Was promoted to Engineering Team Lead in late 2014. Involved at important stages in design and development of the PYLON for Facebook Topic Data product. Technologies used include -
Imagini Europe Limited, London, UK
(December 2010 - September 2011)
Designation - Back-End Developer
Working on Data Warehousing solutions using NoSql technologies. Key player in build, maintenance and use of the following solutions, standalone or in conjunction with each other -
- Cassandra – Primary Data-store
- Over 4 TB of data that is used for real-time access and analytics
- Hadoop - Main analytics engine
MSc - Computer Science [Awarded Distinction]
(Sept 2009 - Sept 2010)
School of Informatics, University of Edinburgh (Edinburgh, U.K.)
Specialization Modules -
- Design & Analysis of Parallel Algorithms
- Advance Databases
- Distributed Systems
- Parallel Programming Languages & Systems
- Human Computer Interaction
- Compiler Optimisation
- Text Technologies & Information Retrieval
- Querying & Storing XML
Course work -
- Dissertation - Join algorithms using Map/Reduce - Evaluated existing join algorithms used in contemporary systems that use Map/Reduce. Designed two new algorithms for multi-way joins. Properties like selectivity factor of a join were exploited in design of the algorithms. The project was implemented using Hadoop and HDFS. The coding was entirely done in Java. The evaluation was done based on speed-up, scale-up and network I/O. The thesis was awarded distinction and is available for download from the University website here
- Advanced Databases - Extended the query engine of a home grown database to implement External Sort and Merge join algorithms. I managed to secure 100% in the coursework and the work was appreciated to be the best amongst the batch.
- Information Retrieval - Developed a web crawler (using Python) capable of harvesting a set of hyper-linked news stories from a web-server. Implemented content-extraction algorithm using plateau-based method. Also implemented near-duplicate detection feature using SimHash algorithm. Also developed a system for searching images based on keywords (tags). Implemented exact-match, best-match and pseudo-relevance feedback algorithm.
- Querying and Storing XML - Implemented an algorithm for updating XML via Relational Databases with 2 other collaborators. The project involved incrementally updating recursively stored XML, stored in an existing relational database, as opposed to previous approaches that shred the entire XML document into a newly created database of a newly designed schema.
- Distributed Systems - Implemented a simulation of Chandy-Lamport snapshot algorithm which is used in distributed systems for recording a consistent global state of an asynchronous system.
Previous Work Experience
Microsoft India (R&D) Private Limited, Hyderabad, India
(June 2007 - April 2009)
Designation - Software Development Engineer
All projects involved work on Microsoft Technology Stack. Almost all the coding was done in C# and all projects used Visual Studio Team Suite.

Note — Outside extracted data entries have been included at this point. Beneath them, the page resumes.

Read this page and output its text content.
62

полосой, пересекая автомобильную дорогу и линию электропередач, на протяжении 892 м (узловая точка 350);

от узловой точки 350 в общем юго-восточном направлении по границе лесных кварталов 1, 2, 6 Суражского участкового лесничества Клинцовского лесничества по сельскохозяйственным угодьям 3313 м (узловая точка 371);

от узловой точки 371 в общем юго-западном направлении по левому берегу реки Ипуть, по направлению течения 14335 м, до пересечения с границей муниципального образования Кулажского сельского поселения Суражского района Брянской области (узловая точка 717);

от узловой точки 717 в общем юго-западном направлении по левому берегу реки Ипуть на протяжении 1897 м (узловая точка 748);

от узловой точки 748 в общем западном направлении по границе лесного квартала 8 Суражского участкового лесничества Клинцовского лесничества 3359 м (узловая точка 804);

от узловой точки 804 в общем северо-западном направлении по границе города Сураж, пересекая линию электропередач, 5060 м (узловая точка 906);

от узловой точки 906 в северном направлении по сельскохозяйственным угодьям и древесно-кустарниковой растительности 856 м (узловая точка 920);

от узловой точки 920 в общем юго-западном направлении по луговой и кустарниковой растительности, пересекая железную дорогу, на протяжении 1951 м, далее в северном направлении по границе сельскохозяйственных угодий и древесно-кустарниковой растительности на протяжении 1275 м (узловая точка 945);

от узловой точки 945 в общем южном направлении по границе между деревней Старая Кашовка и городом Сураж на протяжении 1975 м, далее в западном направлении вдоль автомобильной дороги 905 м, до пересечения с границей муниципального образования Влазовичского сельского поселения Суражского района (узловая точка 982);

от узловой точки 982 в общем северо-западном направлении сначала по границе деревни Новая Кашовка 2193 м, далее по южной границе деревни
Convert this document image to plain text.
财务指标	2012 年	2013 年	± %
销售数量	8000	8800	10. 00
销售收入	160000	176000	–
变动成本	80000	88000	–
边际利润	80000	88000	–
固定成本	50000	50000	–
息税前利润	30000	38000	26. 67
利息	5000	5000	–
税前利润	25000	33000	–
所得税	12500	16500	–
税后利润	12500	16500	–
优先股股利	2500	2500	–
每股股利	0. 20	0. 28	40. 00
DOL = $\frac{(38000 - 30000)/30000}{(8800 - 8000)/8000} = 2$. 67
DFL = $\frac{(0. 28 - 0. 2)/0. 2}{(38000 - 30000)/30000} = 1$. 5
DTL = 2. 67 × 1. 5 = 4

B.Tech - Computer Science Engineering
(July 2003 - May 2007)
Amrita School of Engineering, Amrita Vishwa Vidyapeetham (Coimbatore, India)
- Scored cumulative grade point average of 9.1 (on 10)
- Won Best Student Project award for a project on Machine Translation as part of my final year student project. The application translates given input text in English to Hindi with acceptable levels of accuracy.
Non-Technical Work Experience
Indian School of Business
(June 2009 - August 2009)
Designation - Associate, Admissions and Financial Aid
- Worked on strengthening the e-marketing initiative for the Admissions Team.
- Co-ordinated implementation of new CRM system.
Richmond Place University Accommodation
(March 2010 - Sept 2010)
Designation - House Assistant
- Assisting the warden in maintaining discipline and decorum.
- Organizing and managing social events for the residents.